Inverse analysis of the relationship between three-dimensional microstructures and tensile properties of dual-phase steels
Takayuki Shiraiwa, Fabien Briffod, Manabu Enoki, Kazuhiko Yamazaki
Abstract
This study presents a forward model to calculate tensile properties (tensile strength and total elongation) from the three-dimensional microstructures of dual-phase steels, and an inverse analysis method to explore the optimal microstructure from the required tensile properties. The forward model was constructed by a crystal plasticity model with a damage law that takes into account the effect of stress triaxiality. It was calibrated and validated by microstructural analysis and tensile testing of dual-phase steel specimens of various martensite volume fractions. In the inverse analysis method, a large number of synthetic dual-phase microstructure models with different morphologies were randomly generated, and 24 microstructural descriptors were extracted by two-point spatial correlation functions and persistent homology.

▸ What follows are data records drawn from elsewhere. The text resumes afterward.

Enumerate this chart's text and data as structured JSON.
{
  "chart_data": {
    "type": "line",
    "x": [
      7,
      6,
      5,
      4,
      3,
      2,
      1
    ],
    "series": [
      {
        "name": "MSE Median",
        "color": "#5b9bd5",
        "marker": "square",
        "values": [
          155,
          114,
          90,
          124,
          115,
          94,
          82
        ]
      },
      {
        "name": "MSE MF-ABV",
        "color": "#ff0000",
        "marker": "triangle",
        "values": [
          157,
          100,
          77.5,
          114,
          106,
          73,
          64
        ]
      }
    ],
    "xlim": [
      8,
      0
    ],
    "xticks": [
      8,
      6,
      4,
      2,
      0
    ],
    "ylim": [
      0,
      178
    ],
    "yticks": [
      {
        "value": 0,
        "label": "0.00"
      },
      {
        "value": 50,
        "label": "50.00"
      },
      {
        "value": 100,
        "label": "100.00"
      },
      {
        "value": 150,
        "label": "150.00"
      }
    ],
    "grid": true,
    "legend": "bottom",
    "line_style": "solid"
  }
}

Feature importance analysis using random forest regression was used to further select the five important descriptors for predicting tensile properties. Using the selected descriptors as explanatory variables and the forward model as the objective function, microstructures that maximize the product of tensile strength and total elongation (TS×EL) were explored. The optimal microstructures found by Bayesian optimization and other exploration methods are consistent with conventional materials engineering findings, demonstrating that the proposed inverse analysis method is effective in solving the structure-properties linkages in the inverse direction.